Over the course of 600 rounds, the PR57 was utterly reliable with multiple loads, including FN SS197, Speer Gold Dot and American Eagle FMJ. The sole exception was the new FN “DFNS” 30-grain JHP SS200 load. A number of both failure-to-feed and failure-to-eject malfunctions were suffered with that load, possibly due to its extremely low recoil in this recoil-operated handgun. (A shame, as the DFNS is my first choice of rounds in the delayed-blowback-action FN Five-seveN, where it’s been both reliable and accurate.)

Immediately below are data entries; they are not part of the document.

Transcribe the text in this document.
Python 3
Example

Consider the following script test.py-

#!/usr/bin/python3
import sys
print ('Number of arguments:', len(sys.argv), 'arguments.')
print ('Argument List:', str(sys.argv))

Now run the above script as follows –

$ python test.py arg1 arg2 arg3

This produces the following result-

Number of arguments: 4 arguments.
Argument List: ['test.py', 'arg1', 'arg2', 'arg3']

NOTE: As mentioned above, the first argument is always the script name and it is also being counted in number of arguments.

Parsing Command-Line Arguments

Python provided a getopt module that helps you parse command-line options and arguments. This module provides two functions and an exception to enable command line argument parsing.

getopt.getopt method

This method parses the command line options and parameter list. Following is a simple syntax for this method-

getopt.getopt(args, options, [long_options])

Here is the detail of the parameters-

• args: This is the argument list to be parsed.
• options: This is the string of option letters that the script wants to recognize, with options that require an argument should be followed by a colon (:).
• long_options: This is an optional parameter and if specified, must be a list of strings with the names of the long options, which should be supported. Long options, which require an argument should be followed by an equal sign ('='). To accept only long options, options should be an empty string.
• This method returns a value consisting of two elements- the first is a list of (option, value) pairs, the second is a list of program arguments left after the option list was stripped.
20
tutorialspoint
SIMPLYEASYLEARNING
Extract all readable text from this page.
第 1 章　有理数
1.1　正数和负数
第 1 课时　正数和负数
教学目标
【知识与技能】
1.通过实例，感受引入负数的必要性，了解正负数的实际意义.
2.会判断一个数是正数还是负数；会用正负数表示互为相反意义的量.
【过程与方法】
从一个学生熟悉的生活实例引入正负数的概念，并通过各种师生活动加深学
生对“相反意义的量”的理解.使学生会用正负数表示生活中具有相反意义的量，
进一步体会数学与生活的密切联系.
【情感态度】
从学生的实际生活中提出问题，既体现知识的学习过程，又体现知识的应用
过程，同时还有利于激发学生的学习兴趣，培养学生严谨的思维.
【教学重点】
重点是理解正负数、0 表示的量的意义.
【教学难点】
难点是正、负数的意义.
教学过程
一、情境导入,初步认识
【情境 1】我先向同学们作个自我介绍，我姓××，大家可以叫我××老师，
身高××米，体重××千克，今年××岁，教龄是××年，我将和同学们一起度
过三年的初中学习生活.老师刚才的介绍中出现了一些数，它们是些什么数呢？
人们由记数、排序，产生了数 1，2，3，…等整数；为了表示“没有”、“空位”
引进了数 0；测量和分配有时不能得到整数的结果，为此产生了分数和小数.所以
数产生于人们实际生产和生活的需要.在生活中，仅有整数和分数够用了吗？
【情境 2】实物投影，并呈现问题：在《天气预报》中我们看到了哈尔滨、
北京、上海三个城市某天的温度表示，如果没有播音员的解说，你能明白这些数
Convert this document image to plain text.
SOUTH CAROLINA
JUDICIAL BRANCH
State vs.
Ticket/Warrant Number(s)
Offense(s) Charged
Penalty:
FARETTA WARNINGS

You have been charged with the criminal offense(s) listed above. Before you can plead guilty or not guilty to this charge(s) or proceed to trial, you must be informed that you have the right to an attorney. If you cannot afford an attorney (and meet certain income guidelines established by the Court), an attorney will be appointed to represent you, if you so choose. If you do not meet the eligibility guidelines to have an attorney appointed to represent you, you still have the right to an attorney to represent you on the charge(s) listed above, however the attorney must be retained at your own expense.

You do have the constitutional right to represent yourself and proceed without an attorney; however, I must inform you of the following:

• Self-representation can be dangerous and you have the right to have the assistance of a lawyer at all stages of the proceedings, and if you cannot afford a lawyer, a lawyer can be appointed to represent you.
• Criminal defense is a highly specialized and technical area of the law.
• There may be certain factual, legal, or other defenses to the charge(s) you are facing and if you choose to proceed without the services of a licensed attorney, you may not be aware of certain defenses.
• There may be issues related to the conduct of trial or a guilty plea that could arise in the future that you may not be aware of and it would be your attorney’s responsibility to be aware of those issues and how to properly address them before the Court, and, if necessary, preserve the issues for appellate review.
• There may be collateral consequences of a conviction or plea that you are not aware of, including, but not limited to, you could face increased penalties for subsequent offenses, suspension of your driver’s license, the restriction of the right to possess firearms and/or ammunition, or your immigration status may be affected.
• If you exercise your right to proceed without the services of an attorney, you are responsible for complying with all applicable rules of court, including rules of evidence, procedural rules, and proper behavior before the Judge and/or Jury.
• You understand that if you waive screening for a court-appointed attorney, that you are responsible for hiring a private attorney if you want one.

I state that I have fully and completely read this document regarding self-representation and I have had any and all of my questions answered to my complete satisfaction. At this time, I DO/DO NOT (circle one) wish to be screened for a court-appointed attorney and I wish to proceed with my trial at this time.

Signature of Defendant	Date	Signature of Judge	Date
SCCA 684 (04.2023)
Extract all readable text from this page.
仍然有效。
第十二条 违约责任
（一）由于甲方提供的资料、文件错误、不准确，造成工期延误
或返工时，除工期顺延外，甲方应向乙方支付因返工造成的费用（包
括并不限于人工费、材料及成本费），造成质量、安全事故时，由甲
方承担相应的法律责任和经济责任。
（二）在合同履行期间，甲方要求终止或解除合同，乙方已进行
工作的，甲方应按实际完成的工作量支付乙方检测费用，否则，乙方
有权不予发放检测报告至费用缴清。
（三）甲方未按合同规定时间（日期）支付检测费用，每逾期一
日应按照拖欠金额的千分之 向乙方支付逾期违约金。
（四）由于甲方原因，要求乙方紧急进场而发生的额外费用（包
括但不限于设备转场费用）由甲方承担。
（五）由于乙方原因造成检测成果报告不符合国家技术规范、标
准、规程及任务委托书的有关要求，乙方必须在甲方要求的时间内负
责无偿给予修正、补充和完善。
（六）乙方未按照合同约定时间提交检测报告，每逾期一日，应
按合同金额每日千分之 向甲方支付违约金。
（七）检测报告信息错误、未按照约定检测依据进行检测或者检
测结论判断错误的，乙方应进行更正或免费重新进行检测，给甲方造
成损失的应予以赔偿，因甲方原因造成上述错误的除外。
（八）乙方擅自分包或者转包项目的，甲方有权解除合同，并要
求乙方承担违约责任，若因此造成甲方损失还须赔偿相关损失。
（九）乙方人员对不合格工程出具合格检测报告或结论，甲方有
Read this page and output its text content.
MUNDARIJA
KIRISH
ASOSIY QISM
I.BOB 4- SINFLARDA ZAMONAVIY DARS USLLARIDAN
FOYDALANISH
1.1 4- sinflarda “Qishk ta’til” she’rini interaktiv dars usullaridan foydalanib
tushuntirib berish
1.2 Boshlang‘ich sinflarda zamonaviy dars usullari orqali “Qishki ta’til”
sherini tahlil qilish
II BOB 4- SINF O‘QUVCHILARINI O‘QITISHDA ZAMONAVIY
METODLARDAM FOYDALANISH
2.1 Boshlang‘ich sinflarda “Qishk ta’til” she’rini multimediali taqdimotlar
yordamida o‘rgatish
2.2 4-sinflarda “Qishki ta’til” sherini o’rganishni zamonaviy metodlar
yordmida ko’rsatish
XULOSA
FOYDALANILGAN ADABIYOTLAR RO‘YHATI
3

With the advent of good, expanding, self-defense loads, the PR57 would be particularly excellent for a recoil-shy or physically infirm shooter, with its soft-shooting nature, large magazine capacity and easy-to-manage trigger, but there are a couple of caveats:
The first is that this is an extremely light trigger for a pistol with no manual safety. Were I to carry it, it would only be strong side, behind the hip. The second is that the sights are non-adjustable. The test pistol printed a couple inches left at 15 yards and it wasn’t until I closely examined the front sight that I noticed it had been installed slightly crooked. Easy enough to fix, but my trusty old Shooting Chrony Beta took a bullet to the skyscreens before the problem was diagnosed. This can be ameliorated by installing a red dot, but then you lose the use of the irons altogether.
Lastly, once the pistol is loaded, there is no way to unload it other than by emptying it downrange or else carefully manually hand-cycling the contents of the magazine through the chamber.
This is a truly novel pistol, a unicorn of a 5.7: It’s smaller, lighter, less expensive and thinner than any of its competitors—but it has some serious complications baked into the design as a result. I plan to do a fuller, extended 2,000-round test of the sample gun, because it’s interesting enough to warrant it. It could be the breakthrough handgun to mainstream the 5.7x28mm round—or it might not. I’m interested to see how it turns out.